Fig. 1.

Abnormalities occur in selective synaptic proteins in preclinical/asymptomatic AD and AD brain. (A-D) Immunohistochemical localization (brown labeling) of the presynaptic vesicle protein synaptophysin in human control (A,C) and AD (B,D) CA1 region of hippocampus with cresyl violet counterstaining. In controls, the neuropil of CA1 is highly enriched in synaptophysin immunoreactivity (A) which can be seen as discrete small particle-like boutons that decorate the surfaces of dendrites (arrow) of CA1 pyramidal neurons (asterisk).

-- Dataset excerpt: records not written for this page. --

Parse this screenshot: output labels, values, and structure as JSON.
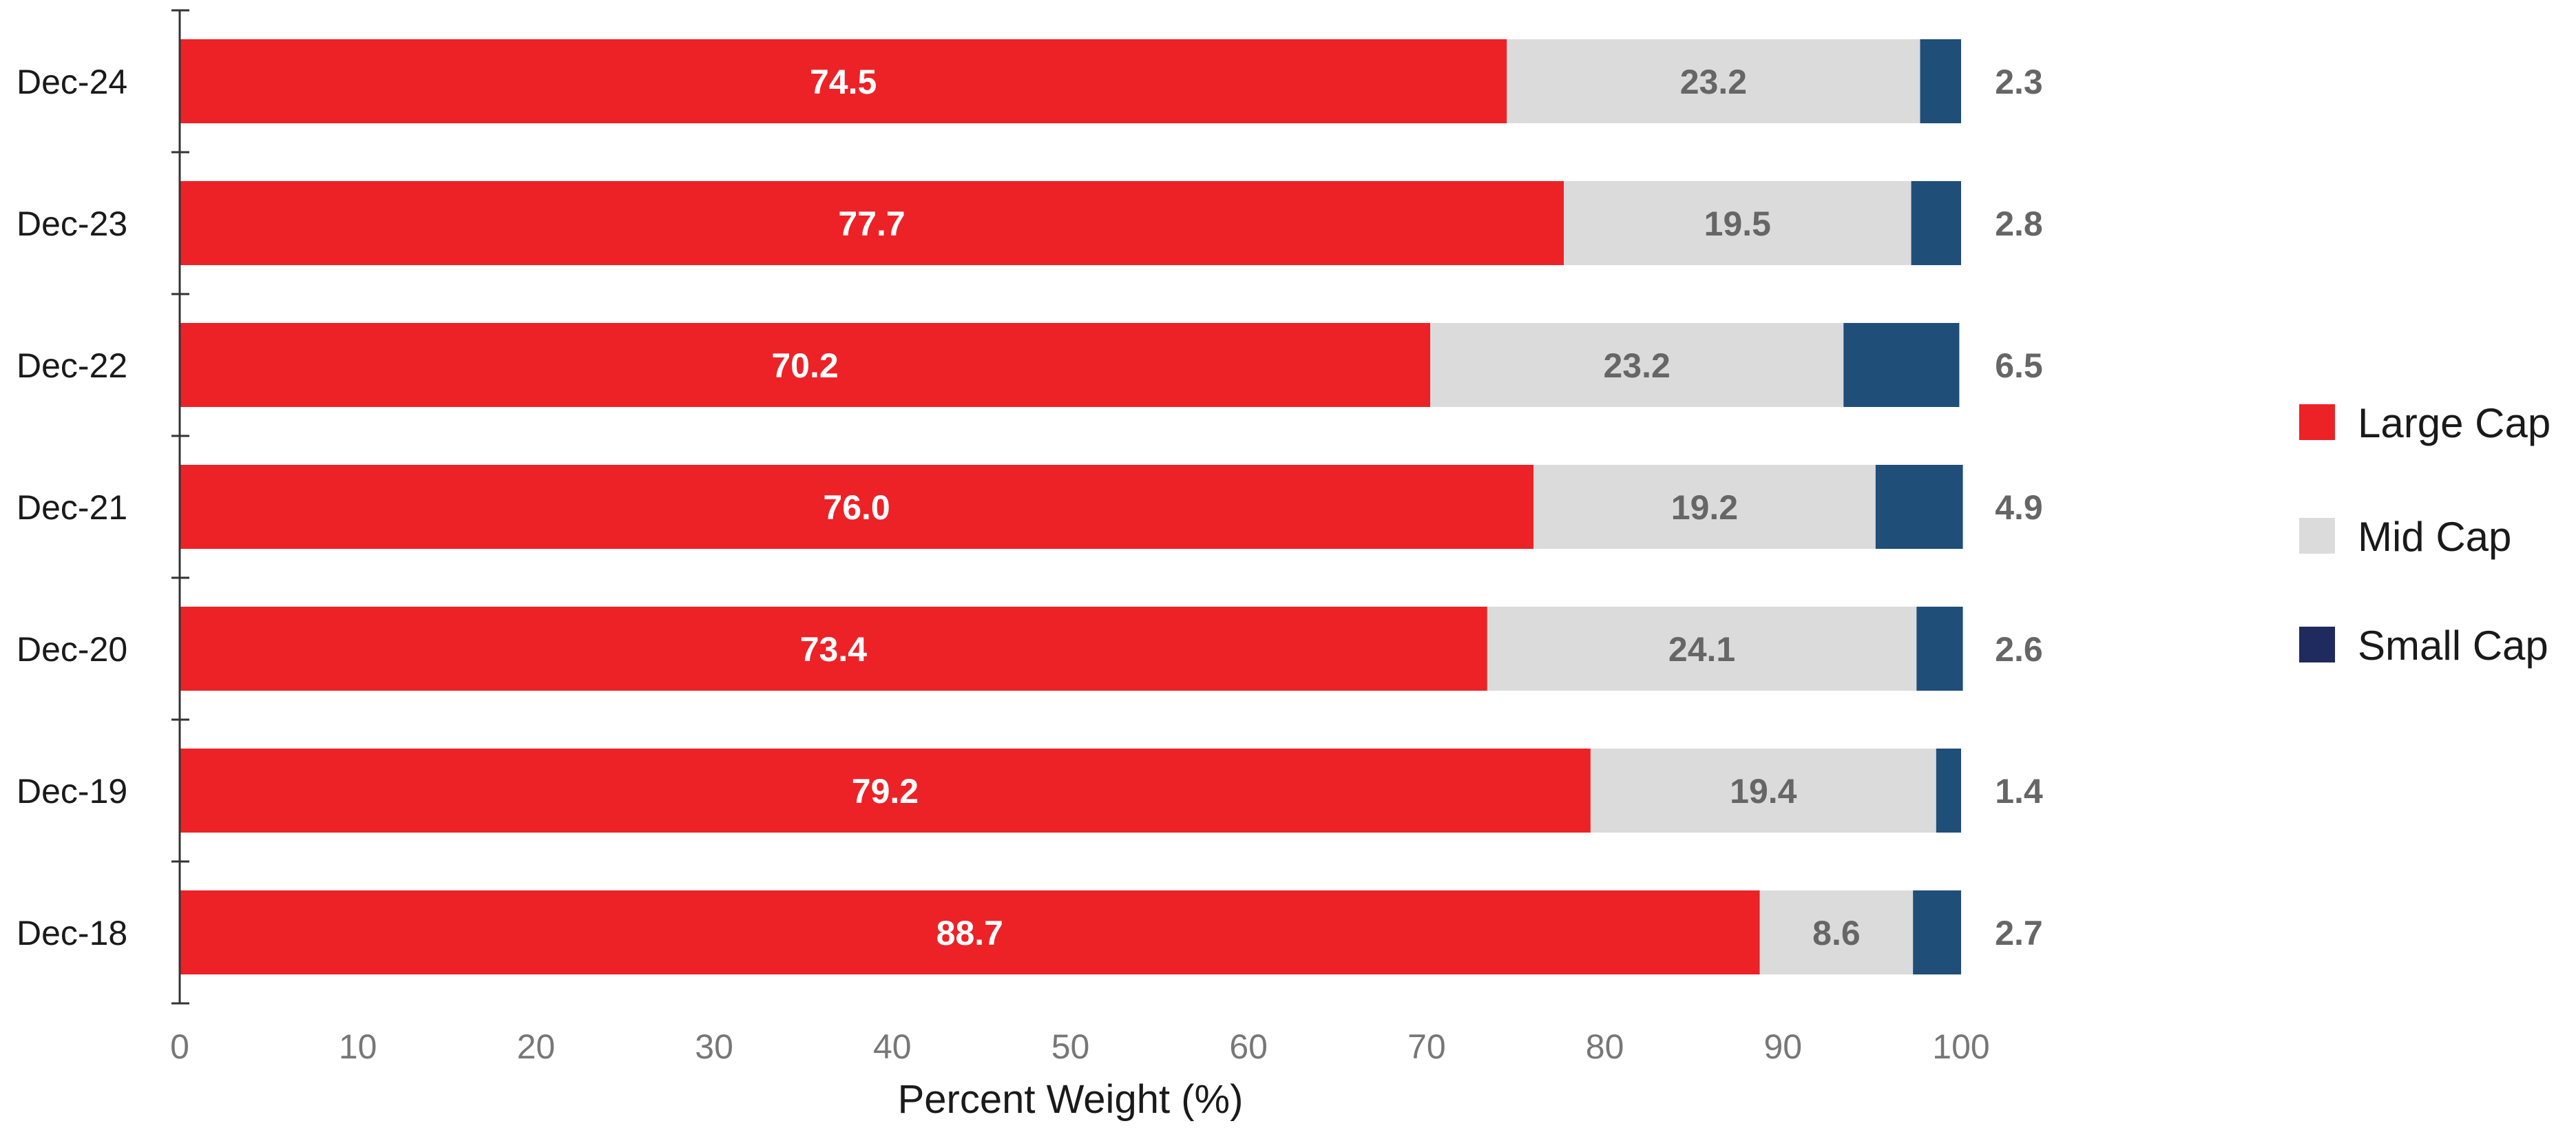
{
  "chart_data": {
    "type": "bar",
    "orientation": "horizontal",
    "stacked": true,
    "categories": [
      "Dec-24",
      "Dec-23",
      "Dec-22",
      "Dec-21",
      "Dec-20",
      "Dec-19",
      "Dec-18"
    ],
    "series": [
      {
        "name": "Large Cap",
        "color": "#ec2227",
        "values": [
          74.5,
          77.7,
          70.2,
          76.0,
          73.4,
          79.2,
          88.7
        ],
        "labels": [
          "74.5",
          "77.7",
          "70.2",
          "76.0",
          "73.4",
          "79.2",
          "88.7"
        ]
      },
      {
        "name": "Mid Cap",
        "color": "#dbdbdb",
        "values": [
          23.2,
          19.5,
          23.2,
          19.2,
          24.1,
          19.4,
          8.6
        ],
        "labels": [
          "23.2",
          "19.5",
          "23.2",
          "19.2",
          "24.1",
          "19.4",
          "8.6"
        ]
      },
      {
        "name": "Small Cap",
        "color": "#1f4e79",
        "values": [
          2.3,
          2.8,
          6.5,
          4.9,
          2.6,
          1.4,
          2.7
        ],
        "labels": [
          "2.3",
          "2.8",
          "6.5",
          "4.9",
          "2.6",
          "1.4",
          "2.7"
        ]
      }
    ],
    "legend_swatches": [
      "#ec2227",
      "#dbdbdb",
      "#1f2a5e"
    ],
    "xlabel": "Percent Weight (%)",
    "ylabel": "",
    "title": "",
    "xlim": [
      0,
      100
    ],
    "xticks": [
      "0",
      "10",
      "20",
      "30",
      "40",
      "50",
      "60",
      "70",
      "80",
      "90",
      "100"
    ],
    "grid": false,
    "legend_position": "right"
  }
}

In the AD brain, the CA1 region is severely depleted of synaptophysin immunoreactivity (B) and the labeling of synaptophysin-positive presynaptic terminals on dendrites (arrow) of CA1 neurons (asterisk) and in the surrounding neuropil is reduced markedly. Scale bars = 10 μm. (E) Graph showing the results of immunoblot experiments of synaptophysin protein levels in different brain regions of control, preclinical/asymptomatic AD (pAD), and definite AD cases. A representative blot for synaptophysin (Syn) is shown with β-tubulin immunoreactivity serving as a protein loading control. Significant differences in synaptophysin levels from control are indicated by single asterisk (p < 0.05) or double asterisk (p < 0.0001). For more about this study see Sze et al., 1997. (F) Graph showing the result of immunoblot experiments of different presynaptic vesicle exocytosis proteins (synaptobrevin, Rab3A, synaptotagmin, synapsin I, and SV2) and presynaptic plasma membrane proteins (SNAP25 and syntaxin) in CA1 hippocampus of control, preclinical/asymptomatic AD, and definite AD cases. Significant differences in protein levels from control are indicated by single asterisk (p < 0.05), double asterisk (p < 0.01) or triple asterisk (p < 0.005). For more about this study see Sze et al., 2000 [25]. (Colours are visible in the electronic version of the article at www.iospress.nl.)